When I fell out of the church for a while, I was labeled by my friends and loved ones as “backslidden.” I was tender from recent rejections and confusion, and just holed up for a while and got lost in work, routines, and busy schedules. I was avoiding facing the music for my crimes, including not being in church every time the door was open, not picking up the phone when the prayer chain was calling, and letting my kids witness me have a crisis of faith. Those who needed me to uphold their values as a way of validating their worth, let me know the severity of my error, then eventually stopped calling. I didn’t need it.
We like to label what confuses us into simplified categories so we don’t have to really think, sometimes. I had been labeled by people who could not abide a crisis of faith. Worse, I labeled myself a failure because I could not to live up to the impossibly high standards I imposed on myself.

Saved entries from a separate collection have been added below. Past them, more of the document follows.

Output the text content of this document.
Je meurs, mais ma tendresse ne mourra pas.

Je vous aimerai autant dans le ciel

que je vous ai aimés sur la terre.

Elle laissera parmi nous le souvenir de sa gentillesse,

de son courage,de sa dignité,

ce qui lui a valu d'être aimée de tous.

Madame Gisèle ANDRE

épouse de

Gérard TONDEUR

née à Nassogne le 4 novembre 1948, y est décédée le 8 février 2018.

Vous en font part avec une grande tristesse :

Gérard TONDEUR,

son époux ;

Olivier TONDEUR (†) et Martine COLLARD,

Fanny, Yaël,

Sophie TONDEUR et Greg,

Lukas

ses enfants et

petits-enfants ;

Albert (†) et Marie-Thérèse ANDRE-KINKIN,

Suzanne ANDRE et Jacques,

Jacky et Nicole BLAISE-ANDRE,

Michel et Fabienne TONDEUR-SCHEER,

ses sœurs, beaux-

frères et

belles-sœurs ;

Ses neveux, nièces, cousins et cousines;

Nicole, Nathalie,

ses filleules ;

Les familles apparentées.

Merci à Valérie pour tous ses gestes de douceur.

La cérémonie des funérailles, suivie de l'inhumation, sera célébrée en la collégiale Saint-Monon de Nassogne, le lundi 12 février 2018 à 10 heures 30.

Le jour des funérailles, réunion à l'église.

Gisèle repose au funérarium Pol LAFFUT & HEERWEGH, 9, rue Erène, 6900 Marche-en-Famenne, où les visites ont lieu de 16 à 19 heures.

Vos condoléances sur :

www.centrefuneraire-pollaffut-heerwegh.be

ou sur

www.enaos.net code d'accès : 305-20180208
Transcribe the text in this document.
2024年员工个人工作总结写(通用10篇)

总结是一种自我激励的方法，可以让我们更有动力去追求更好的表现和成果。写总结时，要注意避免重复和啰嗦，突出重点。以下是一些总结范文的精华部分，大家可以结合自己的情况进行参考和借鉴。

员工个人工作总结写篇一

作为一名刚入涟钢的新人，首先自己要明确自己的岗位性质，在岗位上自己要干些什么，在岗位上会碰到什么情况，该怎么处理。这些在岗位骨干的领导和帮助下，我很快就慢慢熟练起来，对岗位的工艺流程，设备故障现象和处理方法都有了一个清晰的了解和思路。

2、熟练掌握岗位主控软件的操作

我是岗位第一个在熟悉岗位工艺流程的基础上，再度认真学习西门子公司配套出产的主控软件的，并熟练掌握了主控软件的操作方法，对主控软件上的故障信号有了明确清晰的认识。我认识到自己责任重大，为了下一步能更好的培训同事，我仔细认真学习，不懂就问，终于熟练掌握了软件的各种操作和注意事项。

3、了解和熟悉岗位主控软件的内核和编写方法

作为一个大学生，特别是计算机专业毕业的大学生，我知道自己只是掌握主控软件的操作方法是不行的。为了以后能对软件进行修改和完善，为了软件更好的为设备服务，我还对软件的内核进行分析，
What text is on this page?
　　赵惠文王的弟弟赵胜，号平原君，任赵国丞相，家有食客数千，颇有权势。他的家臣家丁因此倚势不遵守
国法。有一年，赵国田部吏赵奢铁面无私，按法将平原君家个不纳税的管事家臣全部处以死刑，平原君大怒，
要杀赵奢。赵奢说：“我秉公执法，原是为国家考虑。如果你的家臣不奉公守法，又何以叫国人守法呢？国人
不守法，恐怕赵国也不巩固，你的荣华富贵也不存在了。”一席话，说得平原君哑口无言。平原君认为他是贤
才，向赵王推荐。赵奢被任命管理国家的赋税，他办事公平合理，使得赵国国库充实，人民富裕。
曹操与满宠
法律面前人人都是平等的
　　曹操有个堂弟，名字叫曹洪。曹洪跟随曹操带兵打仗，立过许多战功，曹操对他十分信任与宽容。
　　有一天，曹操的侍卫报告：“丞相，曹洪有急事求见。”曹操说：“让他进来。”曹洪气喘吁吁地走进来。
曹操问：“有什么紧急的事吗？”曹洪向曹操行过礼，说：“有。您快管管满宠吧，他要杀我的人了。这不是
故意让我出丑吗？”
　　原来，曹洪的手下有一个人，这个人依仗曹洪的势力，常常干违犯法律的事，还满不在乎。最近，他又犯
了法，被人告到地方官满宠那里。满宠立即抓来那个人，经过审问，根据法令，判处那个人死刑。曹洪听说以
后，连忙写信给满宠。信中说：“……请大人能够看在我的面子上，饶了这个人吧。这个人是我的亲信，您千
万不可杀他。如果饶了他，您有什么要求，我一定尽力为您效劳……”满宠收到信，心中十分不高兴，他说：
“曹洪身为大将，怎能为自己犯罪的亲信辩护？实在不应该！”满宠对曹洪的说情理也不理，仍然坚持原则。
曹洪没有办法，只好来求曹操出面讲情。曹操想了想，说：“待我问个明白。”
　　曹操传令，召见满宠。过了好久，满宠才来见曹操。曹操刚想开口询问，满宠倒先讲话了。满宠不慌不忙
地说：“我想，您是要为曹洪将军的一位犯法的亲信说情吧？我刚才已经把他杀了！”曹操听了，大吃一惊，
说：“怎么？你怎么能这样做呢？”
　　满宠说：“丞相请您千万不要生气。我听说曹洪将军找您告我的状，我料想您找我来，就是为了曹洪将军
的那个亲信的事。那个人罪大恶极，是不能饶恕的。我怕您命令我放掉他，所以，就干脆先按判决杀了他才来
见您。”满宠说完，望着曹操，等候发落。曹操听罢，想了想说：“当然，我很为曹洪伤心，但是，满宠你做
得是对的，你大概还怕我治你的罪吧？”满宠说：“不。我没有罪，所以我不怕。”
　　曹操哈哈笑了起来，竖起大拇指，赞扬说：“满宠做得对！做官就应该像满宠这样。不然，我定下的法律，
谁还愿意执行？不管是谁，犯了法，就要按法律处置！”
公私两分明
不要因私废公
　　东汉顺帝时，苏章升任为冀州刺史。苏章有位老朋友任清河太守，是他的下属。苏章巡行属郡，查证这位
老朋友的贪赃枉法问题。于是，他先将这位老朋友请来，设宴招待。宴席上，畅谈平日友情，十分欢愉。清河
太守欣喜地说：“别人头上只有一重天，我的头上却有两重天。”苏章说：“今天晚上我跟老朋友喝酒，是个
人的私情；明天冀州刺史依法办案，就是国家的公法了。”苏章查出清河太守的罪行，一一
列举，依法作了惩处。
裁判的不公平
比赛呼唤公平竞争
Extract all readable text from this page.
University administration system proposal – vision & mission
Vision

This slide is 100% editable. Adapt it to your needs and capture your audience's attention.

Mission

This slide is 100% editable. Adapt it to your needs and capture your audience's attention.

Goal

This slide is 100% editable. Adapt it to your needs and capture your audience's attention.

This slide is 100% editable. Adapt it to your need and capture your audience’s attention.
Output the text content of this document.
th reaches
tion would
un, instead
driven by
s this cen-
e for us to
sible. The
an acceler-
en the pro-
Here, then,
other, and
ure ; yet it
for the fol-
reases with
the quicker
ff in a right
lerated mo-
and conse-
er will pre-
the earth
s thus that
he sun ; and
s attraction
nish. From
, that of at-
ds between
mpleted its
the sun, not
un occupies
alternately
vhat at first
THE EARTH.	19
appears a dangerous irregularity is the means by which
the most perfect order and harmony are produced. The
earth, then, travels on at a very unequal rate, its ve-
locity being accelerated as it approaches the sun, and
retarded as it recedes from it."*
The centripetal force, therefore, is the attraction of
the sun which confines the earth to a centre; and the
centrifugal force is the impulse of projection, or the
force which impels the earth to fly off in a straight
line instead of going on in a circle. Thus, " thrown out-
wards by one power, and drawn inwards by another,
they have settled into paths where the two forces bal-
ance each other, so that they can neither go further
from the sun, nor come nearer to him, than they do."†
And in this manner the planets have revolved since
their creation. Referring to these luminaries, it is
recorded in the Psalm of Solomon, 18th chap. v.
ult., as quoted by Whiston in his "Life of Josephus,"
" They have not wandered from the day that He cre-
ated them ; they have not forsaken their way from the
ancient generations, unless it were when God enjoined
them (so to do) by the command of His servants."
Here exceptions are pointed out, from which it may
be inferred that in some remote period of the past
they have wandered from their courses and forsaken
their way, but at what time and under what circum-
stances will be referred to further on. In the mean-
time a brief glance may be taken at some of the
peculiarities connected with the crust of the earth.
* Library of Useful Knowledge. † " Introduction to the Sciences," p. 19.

Our lives will be filled with staggering failures. We are not enough, and never will be. Does failure equate to sin? To faithlessness? If we lose sight of who we are in Christ, are we backsliders? Do we need to figure out a way to find God after we have lost Him?
Jesus let Peter know he was about to have a staggering failure in Luke chapter 22. In verse 32, He says, “but I have prayed for you, Peter, that you would stay faithful to me no matter what comes.”
Jesus prayed that Peter would still be filled with faith even in his moment of crisis and failure. You can have both failure and faith at the same time. Jesus labeled Peter FAITHFUL, not FAILURE.
Maybe you have felt like you are not aligned with everything the institution of the American Church upholds as truth. Perhaps your marriage is not everything it could be. Maybe the most sacred relationships and titles in your life are scarred with the failure to live up to all God has defined them to be. You may start to think there is a defect in your faith, and you could perform better if only you could overcome the uncomfortable sense that something is out of line, and that something is you.
Here’s a question: did you lose your faith in God, or did you lose your faith in a system? As much as we would like to think it, our systems and institutions we have created are not actually God. We are called to operate outside of the traditions of men, and the vain pursuits of holiness that bypass the Great Commandment to love and value people in whatever state you find them.
Here’s another question: what is making you so uncomfortable? Is it actually failure to be a “good Christian,” or is it something more? I believe that you, sitting in your chair right now, are called to a specific purpose, a holiness and the refining fire will make you like pure gold. Do not let a sense of failure keep you from pressing in to the hard things you were created for. Additional to the role of mother, sister, daughter, or wife, you have a role you were born for, and your uneasiness with yourself may just be that you are not acting on it. Don’t forget another role that you were created for: to be the hands and feet of Christ.
In my crisis of faith in institutions, I found my faith in Jesus to be the healer and redeemer of His people. I also heard the deep calling for me to answer the passions He stirred up in my discontent, and walk forward in the higher purpose for which I was made.
In the role He has prepared for us, we are called to impossibly high standards. In this, the Lord has labels for us; equipped, empowered, gifted, talented, and valuable. There is nothing you were given that you cannot handle. Of the work you were designed to do, Jesus says to you in Matthew 11:29-30, “Take my yoke upon you and learn from me, for I am gentle and humble in heart, and you will find rest for your souls. For my yoke is easy and my burden is light.”
Regardless of your level of faith, you have specific gifts the church needs. You have a role to fill, and in times of great faith and great failure, you remain the Hands and Feet of the Living God with a destiny that will empower and equip others.
Here are some questions that you can ask yourself to propel yourself over any faith hurdles or areas of unbelief you may be struggling with.
1. What are the main areas where you lack faith?
2. What attributes or characteristics do others say you have that might remind you of your purpose and role in the church?
3. What is the body of Christ starving for that you can provide?
Goal setting and sharing: List 3 goals that you would like to accomplish (at home, at work, with family, etc) that will allow you to live out your purpose in regards to the work Christ has called you.